Celebrates with Music, Tears and Cheers

Graycliff, MCR Better Homes & Gardens, Pasta Fridays Wraps Up after almost 40,000 Meals

It started as a conversation between friends, one a restauranteur, the other a real estate legend, about how to help feed the hungry in the era of COVID-19. In no time it morphed into Pasta Fridays and ended last week with cheers, tears, music and memories as nearly 30 volunteers looked back on nine weeks of service to others and a record they will never forget.

“We served almost 40,000 meals,” said Mario Carey, Better Homes & Gardens MCR Group founder and president. It was Carey who approached his friend, Paolo Garzaroli, with what seemed like an almost impossible request – to turn the Garzaroli family’s luxury hotel and restaurant property into a feeding kitchen for whoever wanted to come and collect food every Friday.

Garzaroli’s eyes lit up and within days, the first 5-star restaurant in the Caribbean complete with chefs and other staff who had been furloughed during the pandemic, the entire Garzaroli family, sponsors like Central Supercenter and all of Carey’s real estate team were in the kitchen prepping, cooking, seasoning and piling pasta and the trimmings into disposable containers for collection.

West Hill Street will never feel the same, said Garzaroli, whose cottage industry businesses on the historic road, are normally visitor favourites but during the Friday feeding exercises became beehives of locals helping locals.

“It’s a lot of hard work,” says Better Homes & Gardens MCR Group team member Ashley Bethel as she took a break on the last day of Pasta Friday to talk about the experience. “But when Mario mentioned it, there were no questions asked. Everybody jumped on board. We get in the kitchen early and get a little assembly line going, get the music going and as the morning goes on the assembly line grows and we are just moving faster and faster.”

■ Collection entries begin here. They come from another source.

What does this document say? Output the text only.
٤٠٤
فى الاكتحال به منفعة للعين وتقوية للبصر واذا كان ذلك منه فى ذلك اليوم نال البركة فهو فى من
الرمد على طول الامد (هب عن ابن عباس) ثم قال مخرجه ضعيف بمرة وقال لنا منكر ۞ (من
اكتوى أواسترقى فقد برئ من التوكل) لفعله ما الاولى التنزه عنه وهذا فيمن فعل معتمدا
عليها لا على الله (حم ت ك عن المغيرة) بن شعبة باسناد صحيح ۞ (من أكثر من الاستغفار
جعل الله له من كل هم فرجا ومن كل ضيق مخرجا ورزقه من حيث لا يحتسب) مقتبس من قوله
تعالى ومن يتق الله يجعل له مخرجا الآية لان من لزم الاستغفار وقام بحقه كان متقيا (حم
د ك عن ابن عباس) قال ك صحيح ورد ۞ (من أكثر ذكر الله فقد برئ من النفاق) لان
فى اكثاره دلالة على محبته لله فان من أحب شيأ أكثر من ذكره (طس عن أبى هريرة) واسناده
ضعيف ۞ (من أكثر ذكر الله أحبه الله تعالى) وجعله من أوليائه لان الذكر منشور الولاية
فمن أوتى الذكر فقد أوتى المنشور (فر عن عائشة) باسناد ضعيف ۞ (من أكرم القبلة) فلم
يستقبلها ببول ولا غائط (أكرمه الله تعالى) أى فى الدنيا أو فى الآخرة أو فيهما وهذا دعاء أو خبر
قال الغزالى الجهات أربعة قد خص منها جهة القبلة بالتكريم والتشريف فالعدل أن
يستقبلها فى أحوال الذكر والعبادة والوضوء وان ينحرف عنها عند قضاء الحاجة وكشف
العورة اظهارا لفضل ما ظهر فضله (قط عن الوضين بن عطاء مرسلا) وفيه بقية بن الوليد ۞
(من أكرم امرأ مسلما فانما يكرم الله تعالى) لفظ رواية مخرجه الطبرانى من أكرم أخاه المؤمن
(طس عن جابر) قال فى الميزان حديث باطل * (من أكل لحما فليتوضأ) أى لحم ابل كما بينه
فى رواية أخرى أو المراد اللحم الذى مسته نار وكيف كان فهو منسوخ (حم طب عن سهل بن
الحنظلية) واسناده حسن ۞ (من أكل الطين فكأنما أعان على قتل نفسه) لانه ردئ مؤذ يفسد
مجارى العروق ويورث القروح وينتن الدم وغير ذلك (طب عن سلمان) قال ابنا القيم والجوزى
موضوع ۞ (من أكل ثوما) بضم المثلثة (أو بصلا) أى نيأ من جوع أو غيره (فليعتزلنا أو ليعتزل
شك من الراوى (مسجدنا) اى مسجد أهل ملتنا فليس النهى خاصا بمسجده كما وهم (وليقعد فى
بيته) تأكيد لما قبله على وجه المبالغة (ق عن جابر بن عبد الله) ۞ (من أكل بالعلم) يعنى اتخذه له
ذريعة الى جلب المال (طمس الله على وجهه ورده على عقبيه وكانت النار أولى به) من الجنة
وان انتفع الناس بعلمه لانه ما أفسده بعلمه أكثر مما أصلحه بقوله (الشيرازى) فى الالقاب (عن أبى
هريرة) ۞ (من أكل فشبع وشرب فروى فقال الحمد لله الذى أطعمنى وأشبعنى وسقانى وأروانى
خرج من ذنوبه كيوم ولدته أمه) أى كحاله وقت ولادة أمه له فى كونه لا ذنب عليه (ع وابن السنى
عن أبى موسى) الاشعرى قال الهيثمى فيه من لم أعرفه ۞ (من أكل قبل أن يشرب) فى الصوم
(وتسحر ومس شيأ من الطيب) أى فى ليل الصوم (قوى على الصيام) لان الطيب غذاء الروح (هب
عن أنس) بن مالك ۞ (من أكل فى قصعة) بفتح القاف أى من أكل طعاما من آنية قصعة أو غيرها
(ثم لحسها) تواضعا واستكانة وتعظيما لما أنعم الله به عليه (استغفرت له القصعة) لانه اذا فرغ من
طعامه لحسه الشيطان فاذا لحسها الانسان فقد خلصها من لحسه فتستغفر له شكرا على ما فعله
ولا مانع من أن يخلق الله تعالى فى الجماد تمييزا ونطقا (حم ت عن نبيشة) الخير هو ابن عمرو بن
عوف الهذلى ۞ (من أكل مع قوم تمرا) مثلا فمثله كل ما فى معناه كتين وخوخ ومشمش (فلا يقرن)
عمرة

MCR Group Partner Tim Rodland agrees.

“It is a lot of work but it’s a great experience,” he says, echoing Ashley Bethel’s thoughts of hard work and powerful reward. “It’s our civic duty and it is a good team-building experience. We closed our office every Friday for nine weeks to come and do this, but when you think about how many people you are helping, how many you are going to interact with, you know you are doing something worthwhile. It’s been great.”

Graycliff Hotel & Restaurant’s CEO, Enrico Garzaroli and the volunteer team of 5 chefs created the weekly meal menus which rotated to include the freshest ingredients that week. Dishes ranged from pork to pasta, shrimp to turkey or chicken.

Volunteer chef John Miller, who cooked three days each week said, “I’m proud to have been a part of this initiative which helped so many of my fellow Bahamians. It humbles me to know that our efforts fed so many needy persons during these two months.”

Along with music legend Julien Believe on the final day, there was a special guest for the Friday event – Michael Wells, a quadriplegic who is the self-taught author of nine books of short stories, all written via a laser dot on his forehead communicating with the computer screen. It was his first time at Graycliff and it was only when Mr. Wells, in his Sunday best wheelchair, was taken to watch the bevvy of activity in the kitchen that work stopped for a moment, the room grew still and then burst into applause with dozens of volunteers cheering the man who knows what it means to overcome a lifetime of hurdles.

“It put our work into perspective,” said Garzaroli.